Date de la Halacha: 12 Tishrei 5778 2 octobre 2017
Dans le Kiddouch du soir de Soukkot, le récitant commence par la bénédiction de Boré Péri Ha-Guéfen, puis il récite celle de « … Acher Bah’ar Banou Mikol ‘Am … » qu’il conclut par « …Mékadech Israël Vé-Hazémannim ». Ensuite, il récite la bénédiction de « Lichèv Ba-Soukka », puis celle de « Chéhéh’éyanou », il boit le vin et le donne à goûter aux convives. (comme indiqué dans les Mah’zorim).
Les femmes sont exemptes du devoir de la Torah de siéger dans la Soukka, mais lorsqu’elles s’imposent la rigueur d’accomplir ce devoir, elles réalisent une Mitsva de grande importance en ayant le mérite d’habiter dans la Soukka.
Cependant, selon la tradition des Séfaradim, les femmes ne récitent pas de bénédiction sur l’accomplissement de Mitsvot desquelles elles sont exemptes.
De ce fait, une femme qui désire accomplir la Mitsva du Loulav, ne doit pas réciter la bénédiction de « ‘Al Nétilat Loulav », et de même pour toute autre exemple de Mitsva de laquelle la femme est exempte.
Ainsi, lorsqu’une femme siège et consomme sous la Soukka, elle ne doit pas réciter la bénédiction de « Lichèv ba-Soukka ».
Par conséquent, les décisionnaires écrivent que lorsque la femme entend le Kiddouch de son mari sous la Soukka, et qu’il récite la bénédiction de « Lichèv Ba-Soukka », elle ne doit pas répondre « Amen », car le fait de répondre « Amen » à cette bénédiction constitue pour la femme une interruption entre la bénédiction (de Ha-Guéfen) et la dégustation du vin qui suit le Kiddouch. Elle devra répondre « Amen » à cette bénédiction uniquement par la pensée. Ensuite, lorsque le mari récitera la bénédiction de « Chéhéh’éyanou », la femme répondra « Amen » après cette bénédiction, car « Chéhéh’éyanou » concerne aussi les femmes. (mais selon la tradition des Achkénazim, les femmes récitent la bénédiction sur une Mitsva de laquelle elles sont exemptes, et de ce fait, une femme Achkénazya est autorisée à répondre « Amen » à la bénédiction de « Lichev Ba-Soukka » dans le Kiddouch). (Hazon Ovadia-Soukkot page 149).

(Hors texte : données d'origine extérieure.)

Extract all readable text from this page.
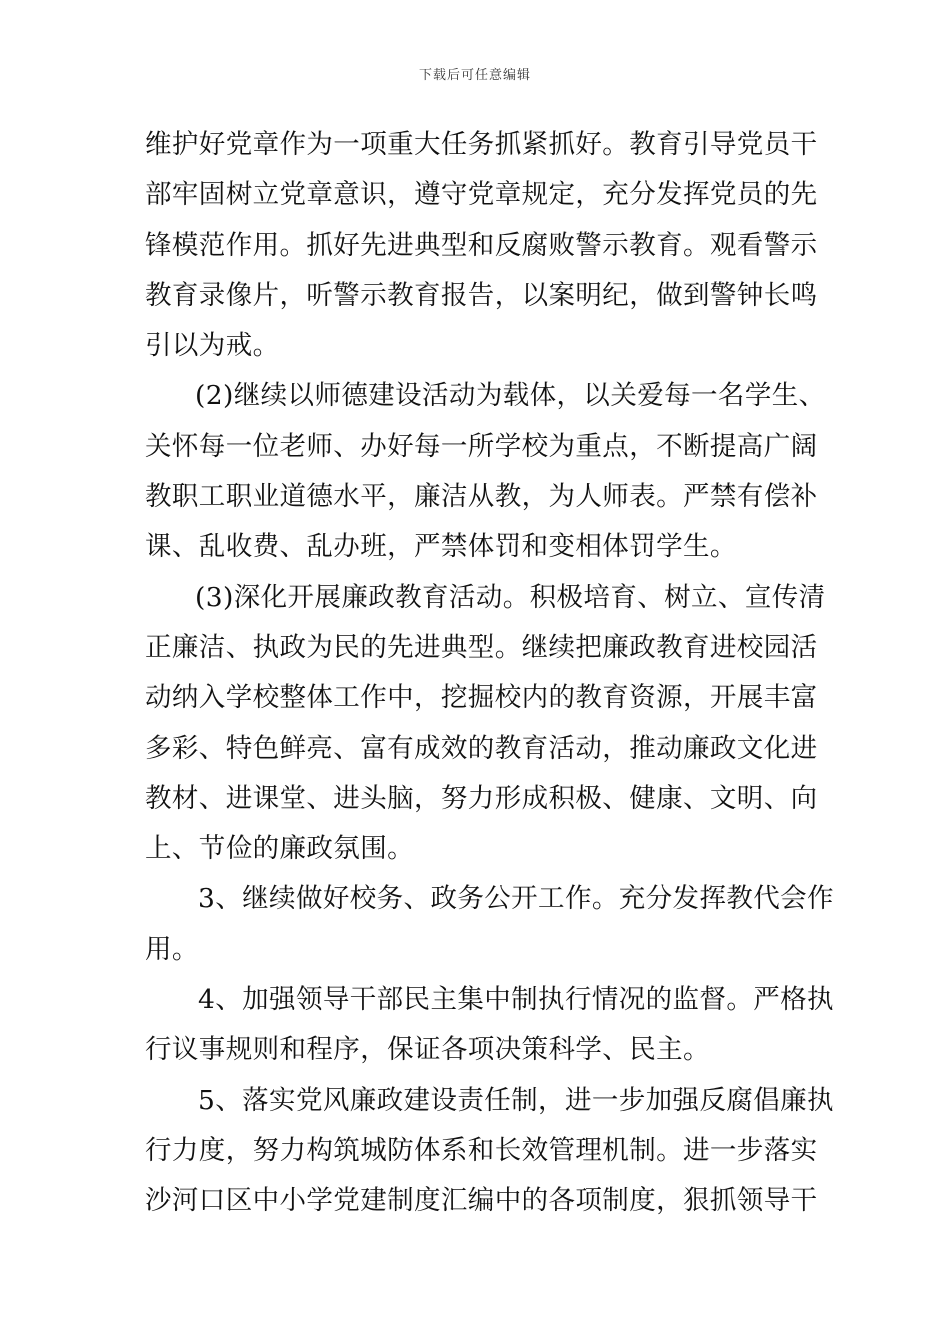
下载后可任意编辑
维护好党章作为一项重大任务抓紧抓好。教育引导党员干
部牢固树立党章意识，遵守党章规定，充分发挥党员的先
锋模范作用。抓好先进典型和反腐败警示教育。观看警示
教育录像片，听警示教育报告，以案明纪，做到警钟长鸣
引以为戒。
(2)继续以师德建设活动为载体，以关爱每一名学生、
关怀每一位老师、办好每一所学校为重点，不断提高广阔
教职工职业道德水平，廉洁从教，为人师表。严禁有偿补
课、乱收费、乱办班，严禁体罚和变相体罚学生。
(3)深化开展廉政教育活动。积极培育、树立、宣传清
正廉洁、执政为民的先进典型。继续把廉政教育进校园活
动纳入学校整体工作中，挖掘校内的教育资源，开展丰富
多彩、特色鲜亮、富有成效的教育活动，推动廉政文化进
教材、进课堂、进头脑，努力形成积极、健康、文明、向
上、节俭的廉政氛围。
3、继续做好校务、政务公开工作。充分发挥教代会作
用。
4、加强领导干部民主集中制执行情况的监督。严格执
行议事规则和程序，保证各项决策科学、民主。
5、落实党风廉政建设责任制，进一步加强反腐倡廉执
行力度，努力构筑城防体系和长效管理机制。进一步落实
沙河口区中小学党建制度汇编中的各项制度，狠抓领导干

Le Or Zaroua’ écrit au nom du Talmud Yérouchalmi qu’il est une Mitsva d’allumer des Nérot la veille de Yom Tov, comme nous le faisons la veille de Chabbat.
Cependant, il ne faut pas réciter la bénédiction de « Chéhéh’éyanou » lors de l’allumage des Nérot de Yom Tov.
Ainsi écrivent de nombreux autres décisionnaires.
Mais ils écrivent aussi que les femmes qui ont malgré tout l’usage de réciter la bénédiction de « Chéhéh’éyanou » lors de l’allumage des Nérot de Yom Tov, leur bénédiction n’est pas considérée comme « bénédiction en vain », car en définitif, il est justifié de réciter cette bénédiction sur le nouveau jour saint qui arrive.
Par conséquent, les femmes qui ont l’usage de réciter la bénédiction de « Chéhéh’éyanou » lors de l’allumage des Nérot de Yom Tov - même s’il est préférable de ne pas agir ainsi – malgré tout, cela ne représente pas un interdit.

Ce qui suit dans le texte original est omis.